If you’re reading this post, then there’s a good chance that travel is an important part of your life – perhaps the most important.
But getting to the stage where you can actually travel the world freely isn’t easy. You need to do a lot of prep first. And sometimes that process can take years.
In this post, we don’t talk about destinations or incredible locations. Instead, we take a look at some of the things you need to get sorted first before you go abroad and live the life of your dreams.
Work It Out Financially
Everyone tells you that you “only have one life” and that “you should always pursue your passions.” But is this advice wise?
Well, it depends. It certainly sounds good. And for many people, it makes sense. But there are big caveats.
The first caveat is that you need a money-making plan. Quitting your job seems empowering until you find out that you’ve bled your savings dry and have to go home and live with your parents.
The other caveat is that choosing a life of travel implies massive opportunity costs. You’re not pursuing a regular career, and so you miss out on the life that you would have had.
The trick here is to make it work financially for you in a way that doesn’t leave you longing for your previous life. Ideally, you need to find a way to monetize your travels and make the most of them.
A lot of people, for instance, create videos or write blogs to make ends meet. They share their travel adventures with others, hoping to have an impact. Some actually manage to fund their adventures via advertising, subscriptions, and Patreon donations because their audience loves what they do.
The most critical part of your prep, therefore, involves working out how you’re going to finance all this stuff.
Let’s list some of your options:
- Create investments that provide enough passive income to sate your traveling needs
- Work in the countries you travel to as a teacher, foreign aid worker, or hospitality staff
- Share your travel experiences with a paying community
- Share your adventures on social media in exchange for advertising money
- Create a travel brand associated with your name and host your own tours
- Make affiliate commission by reviewing and recommending package holidays
Sort Your Kit
The next step in the process is to sort your kit. Becoming a permanent traveler sounds like a life of luxury, but it’s actually quite minimalist. When you explore the world, you don’t want a lot of possessions weighing you down. It’s best to travel light whenever you can.
So what kit do you need?
Documents are the first thing you’ll want. Passports, visas, identification cards, tickets – everything you need to formally move from country to country.
The next is all your standard travel kit.
If you’re traveling in equatorial countries, you’ll need sunscreen, shades from sites like www.eyeglasses.com, and, perhaps, mosquito nets, depending on where you’re staying.
If you’re going somewhere colder inside the arctic circle, you’ll want to pack all your layers (including base layer, mid and outer shell), as well as waterproof boots, mitts, waterproof trousers, and a snood.
You’ll also want to bring something with you that allows you to ask for help in the native language.

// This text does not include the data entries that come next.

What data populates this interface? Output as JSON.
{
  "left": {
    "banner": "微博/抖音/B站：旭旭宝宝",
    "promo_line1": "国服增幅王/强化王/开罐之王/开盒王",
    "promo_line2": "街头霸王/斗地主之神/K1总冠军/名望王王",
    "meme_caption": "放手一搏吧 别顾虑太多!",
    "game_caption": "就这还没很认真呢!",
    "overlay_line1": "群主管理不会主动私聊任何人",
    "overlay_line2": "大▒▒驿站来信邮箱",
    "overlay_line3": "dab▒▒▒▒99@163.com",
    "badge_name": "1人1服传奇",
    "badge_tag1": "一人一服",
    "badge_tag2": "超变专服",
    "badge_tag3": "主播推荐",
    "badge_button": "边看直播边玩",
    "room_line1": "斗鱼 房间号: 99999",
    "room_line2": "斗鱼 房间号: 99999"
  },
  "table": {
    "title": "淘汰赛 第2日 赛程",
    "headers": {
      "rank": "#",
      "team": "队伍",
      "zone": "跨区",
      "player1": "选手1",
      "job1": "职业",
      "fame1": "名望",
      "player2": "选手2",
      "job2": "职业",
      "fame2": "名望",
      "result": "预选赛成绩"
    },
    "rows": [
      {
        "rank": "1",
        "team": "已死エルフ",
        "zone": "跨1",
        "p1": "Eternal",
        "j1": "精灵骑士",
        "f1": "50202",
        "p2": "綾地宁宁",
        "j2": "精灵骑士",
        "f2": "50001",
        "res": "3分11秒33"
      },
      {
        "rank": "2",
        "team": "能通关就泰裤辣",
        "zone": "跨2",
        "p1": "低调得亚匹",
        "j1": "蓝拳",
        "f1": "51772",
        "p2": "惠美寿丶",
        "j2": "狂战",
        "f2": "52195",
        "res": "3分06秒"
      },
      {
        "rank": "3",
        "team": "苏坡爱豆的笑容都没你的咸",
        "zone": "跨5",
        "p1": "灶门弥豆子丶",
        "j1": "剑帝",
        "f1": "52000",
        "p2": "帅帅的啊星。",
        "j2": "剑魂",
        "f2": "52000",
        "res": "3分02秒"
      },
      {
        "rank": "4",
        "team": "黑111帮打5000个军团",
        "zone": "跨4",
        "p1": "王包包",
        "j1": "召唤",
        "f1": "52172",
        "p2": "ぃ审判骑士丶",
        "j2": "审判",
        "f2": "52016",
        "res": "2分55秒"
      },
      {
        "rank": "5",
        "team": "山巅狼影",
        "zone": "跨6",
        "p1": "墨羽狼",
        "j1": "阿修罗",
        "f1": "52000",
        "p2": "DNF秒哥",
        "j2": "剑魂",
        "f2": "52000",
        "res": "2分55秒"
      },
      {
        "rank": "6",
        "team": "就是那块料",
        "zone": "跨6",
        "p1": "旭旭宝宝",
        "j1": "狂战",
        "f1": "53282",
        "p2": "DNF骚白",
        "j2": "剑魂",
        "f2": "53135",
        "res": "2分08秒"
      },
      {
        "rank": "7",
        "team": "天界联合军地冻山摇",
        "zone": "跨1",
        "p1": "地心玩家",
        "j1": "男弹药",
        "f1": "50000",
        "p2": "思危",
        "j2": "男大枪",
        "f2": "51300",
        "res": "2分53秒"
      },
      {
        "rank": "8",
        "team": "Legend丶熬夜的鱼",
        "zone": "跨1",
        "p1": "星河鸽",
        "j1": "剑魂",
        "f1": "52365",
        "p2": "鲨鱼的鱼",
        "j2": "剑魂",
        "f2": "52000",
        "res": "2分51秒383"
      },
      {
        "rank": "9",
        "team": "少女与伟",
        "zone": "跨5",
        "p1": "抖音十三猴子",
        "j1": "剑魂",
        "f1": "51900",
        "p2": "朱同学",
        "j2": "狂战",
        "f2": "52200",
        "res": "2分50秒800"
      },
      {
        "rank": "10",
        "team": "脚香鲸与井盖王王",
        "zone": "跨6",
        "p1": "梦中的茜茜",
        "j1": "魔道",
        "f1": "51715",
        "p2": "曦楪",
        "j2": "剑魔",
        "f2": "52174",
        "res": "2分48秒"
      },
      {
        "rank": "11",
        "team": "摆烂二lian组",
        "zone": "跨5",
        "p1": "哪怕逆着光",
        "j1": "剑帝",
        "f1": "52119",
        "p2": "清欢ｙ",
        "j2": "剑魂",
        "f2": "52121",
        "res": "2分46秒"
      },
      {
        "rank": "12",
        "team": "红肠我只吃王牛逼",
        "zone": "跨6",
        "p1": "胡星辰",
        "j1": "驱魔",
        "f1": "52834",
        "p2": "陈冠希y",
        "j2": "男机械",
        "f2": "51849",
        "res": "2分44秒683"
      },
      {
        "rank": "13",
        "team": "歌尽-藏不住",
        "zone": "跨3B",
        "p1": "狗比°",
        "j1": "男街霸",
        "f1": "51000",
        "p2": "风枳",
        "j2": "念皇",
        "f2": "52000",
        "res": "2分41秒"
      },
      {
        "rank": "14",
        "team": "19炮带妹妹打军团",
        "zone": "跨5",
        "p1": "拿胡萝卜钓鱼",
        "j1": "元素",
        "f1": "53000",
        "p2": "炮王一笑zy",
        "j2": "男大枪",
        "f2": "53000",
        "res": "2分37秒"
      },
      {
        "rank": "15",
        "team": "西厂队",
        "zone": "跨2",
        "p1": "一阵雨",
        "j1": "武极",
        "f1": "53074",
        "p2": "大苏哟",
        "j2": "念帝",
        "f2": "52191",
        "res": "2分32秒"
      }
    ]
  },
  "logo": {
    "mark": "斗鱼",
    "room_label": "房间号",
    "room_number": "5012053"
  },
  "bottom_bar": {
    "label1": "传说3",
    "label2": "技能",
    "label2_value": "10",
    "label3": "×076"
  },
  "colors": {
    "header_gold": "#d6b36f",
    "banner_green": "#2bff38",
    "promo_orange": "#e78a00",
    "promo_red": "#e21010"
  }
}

In the old days, people would bring phrasebooks with them, but you can now use apps (which are great for slashing your luggage weight if you’re going to multiple countries). Here’s a link to a good example on play.google.com.
Manage Your Expectations
If you think that travel is all about leisure and having fun, then you’re in for a rude awakening. That’s not the reality for the vast majority of people – even those with plenty of money behind them.
Travel is a life-affirming experience, but only if you have the right mindset and research.
If you’re traveling to volunteer, be sure to gather as much information about the role as you can. Reading through a massive prospectus document isn’t always a lot of fun. But it helps you get to know the kind of experience you’re likely to have.
Many people go on these volunteer expeditions expecting the people at the other end will treat them well. But that’s not always how it turns out in practice. The food is often poor, and you’re expected to work for upwards of eight hours a day, giving you less time to actually explore your surroundings.
When researching a destination, also spend time looking into the local customers and culture. Think about the climate and whether it suits your body type. And also read up on local laws. You may not have the same freedoms that you enjoy in your home country (or you may have more!)
The next step is to get your mindset right. How you approach traveling will determine how the experience feels for you. Going into it believing that it will be bliss from start to finish, like a holiday, is setting yourself up for trouble.
Try not to go into it with specific positive expectations. Instead, view it as an adventure. See it as a kind of work.
Travel also requires commitment. If you’re a part of a program, then the last thing you want to do is drop out. When it comes to travel, the more you give, the more you get out of the experience. If you’re worried about the amount of work involved, contact the organizer and ask them about evenings and weekends off.
Get Your Health Sorted
So many people have bad travel experiences because they don’t sort their health in advance. All travel is fun, but only if you feel well while you’re doing it. Nothing is worse than being sick in a foreign land, unable to get help.
So what can you do? The top of the list should be making sure you get the vaccinations you need. You also want to improve your nutritional status and deal with any ongoing infections. If you have a chronic condition, be sure to take your meds, complete with a doctor’s note.